The trial comes after Google lost two major cases that proved Google had a monopoly in both general search and the Android app store. During her opening statement, DOJ lawyer Julia Tarver Wood told US District Judge Leonie Brinkema—who will be ruling on the case after Google cut a check to avoid a jury trial—that "it’s worth saying the quiet part out loud," AP News reported.
"One monopoly is bad enough," Wood said. "But a trifecta of monopolies is what we have here."
In its complaint, the DOJ argued that Google broke competition in the ad tech space "by engaging in a systematic campaign to seize control of the wide swath of high-tech tools used by publishers, advertisers, and brokers, to facilitate digital advertising."
The result of such "insidious" allegedly anti-competitive behavior is that today Google pockets at least 30 cents "of each advertising dollar flowing from advertisers to website publishers through Google’s ad tech tools ... and sometimes far more," the DOJ alleged.

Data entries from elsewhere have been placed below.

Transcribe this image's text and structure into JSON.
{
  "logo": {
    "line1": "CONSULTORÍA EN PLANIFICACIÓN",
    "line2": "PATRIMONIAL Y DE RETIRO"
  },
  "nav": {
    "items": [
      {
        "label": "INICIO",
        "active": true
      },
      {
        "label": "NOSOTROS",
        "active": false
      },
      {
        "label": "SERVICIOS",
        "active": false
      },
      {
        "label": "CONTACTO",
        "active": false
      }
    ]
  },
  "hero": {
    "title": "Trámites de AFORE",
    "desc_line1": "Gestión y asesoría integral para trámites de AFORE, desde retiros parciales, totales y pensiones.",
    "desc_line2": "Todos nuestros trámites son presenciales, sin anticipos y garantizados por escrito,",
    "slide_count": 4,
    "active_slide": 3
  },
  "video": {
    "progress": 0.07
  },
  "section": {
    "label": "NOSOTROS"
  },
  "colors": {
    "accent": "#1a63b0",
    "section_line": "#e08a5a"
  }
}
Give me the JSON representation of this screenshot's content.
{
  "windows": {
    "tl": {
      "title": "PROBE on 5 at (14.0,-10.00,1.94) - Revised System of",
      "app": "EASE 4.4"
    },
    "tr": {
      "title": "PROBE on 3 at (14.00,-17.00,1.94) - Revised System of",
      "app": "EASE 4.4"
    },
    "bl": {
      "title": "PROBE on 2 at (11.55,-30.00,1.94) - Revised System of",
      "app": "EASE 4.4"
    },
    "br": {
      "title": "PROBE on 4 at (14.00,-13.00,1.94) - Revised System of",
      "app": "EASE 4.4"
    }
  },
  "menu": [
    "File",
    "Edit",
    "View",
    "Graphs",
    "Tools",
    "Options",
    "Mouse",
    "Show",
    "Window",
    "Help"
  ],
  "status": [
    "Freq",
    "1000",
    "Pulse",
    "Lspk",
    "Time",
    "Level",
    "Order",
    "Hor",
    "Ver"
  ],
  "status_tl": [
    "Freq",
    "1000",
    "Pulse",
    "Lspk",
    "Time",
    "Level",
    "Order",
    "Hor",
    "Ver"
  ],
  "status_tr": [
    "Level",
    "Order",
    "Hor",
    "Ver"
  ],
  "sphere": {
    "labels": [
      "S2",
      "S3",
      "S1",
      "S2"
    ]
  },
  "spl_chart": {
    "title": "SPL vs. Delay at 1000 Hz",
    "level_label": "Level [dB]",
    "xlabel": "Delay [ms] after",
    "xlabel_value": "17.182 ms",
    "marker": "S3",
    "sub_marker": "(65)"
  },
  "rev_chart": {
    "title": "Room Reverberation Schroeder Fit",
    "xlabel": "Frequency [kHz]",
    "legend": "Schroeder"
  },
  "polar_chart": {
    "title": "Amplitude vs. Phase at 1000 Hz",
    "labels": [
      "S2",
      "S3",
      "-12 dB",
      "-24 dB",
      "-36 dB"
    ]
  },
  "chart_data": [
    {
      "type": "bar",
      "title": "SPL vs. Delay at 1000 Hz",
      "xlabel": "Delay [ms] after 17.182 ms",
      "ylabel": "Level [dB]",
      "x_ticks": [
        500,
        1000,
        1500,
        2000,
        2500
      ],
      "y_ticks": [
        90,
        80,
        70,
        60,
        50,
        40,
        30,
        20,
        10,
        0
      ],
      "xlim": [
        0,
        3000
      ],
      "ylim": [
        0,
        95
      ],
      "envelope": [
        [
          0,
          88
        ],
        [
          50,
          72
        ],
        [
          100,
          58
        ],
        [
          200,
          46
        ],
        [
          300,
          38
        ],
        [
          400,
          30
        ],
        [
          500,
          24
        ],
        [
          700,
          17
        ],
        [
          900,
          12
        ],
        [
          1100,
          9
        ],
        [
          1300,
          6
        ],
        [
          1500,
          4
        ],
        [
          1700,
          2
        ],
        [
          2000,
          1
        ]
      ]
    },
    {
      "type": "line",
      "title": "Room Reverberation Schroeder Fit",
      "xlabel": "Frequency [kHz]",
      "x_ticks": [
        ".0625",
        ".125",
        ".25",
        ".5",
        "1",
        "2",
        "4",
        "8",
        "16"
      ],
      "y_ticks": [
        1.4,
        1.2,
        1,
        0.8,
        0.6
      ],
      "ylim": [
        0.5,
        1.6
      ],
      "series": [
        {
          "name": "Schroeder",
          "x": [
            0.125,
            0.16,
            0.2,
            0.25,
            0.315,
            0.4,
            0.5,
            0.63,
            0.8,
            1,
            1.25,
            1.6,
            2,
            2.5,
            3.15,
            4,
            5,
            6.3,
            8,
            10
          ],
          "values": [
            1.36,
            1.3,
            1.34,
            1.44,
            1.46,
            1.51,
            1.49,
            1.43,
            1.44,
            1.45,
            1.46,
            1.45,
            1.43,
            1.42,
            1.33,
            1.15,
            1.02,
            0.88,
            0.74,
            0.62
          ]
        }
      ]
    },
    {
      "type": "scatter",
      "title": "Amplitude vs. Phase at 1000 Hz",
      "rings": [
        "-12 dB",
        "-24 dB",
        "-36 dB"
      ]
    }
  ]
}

Meanwhile, as Google profits off both advertisers and publishers, "website creators earn less, and advertisers pay more" than "they would in a market where unfettered competitive pressure could discipline prices and lead to more innovative ad tech tools," the DOJ alleged.
On Monday, Wood told Brinkema that Google intentionally put itself in this position to "manipulate the rules of ad auctions to its own benefit," The Washington Post reported.
“Publishers were understandably furious,” Wood said. “The evidence will show that they could do nothing.”
Wood confirmed that the DOJ planned to call several publishers as witnesses in the coming weeks to explain the harms caused. Expected to take the stand will be "executives from companies including USA Today, [Wall Street] Journal parent company News Corp., and the Daily Mail," the Post reported.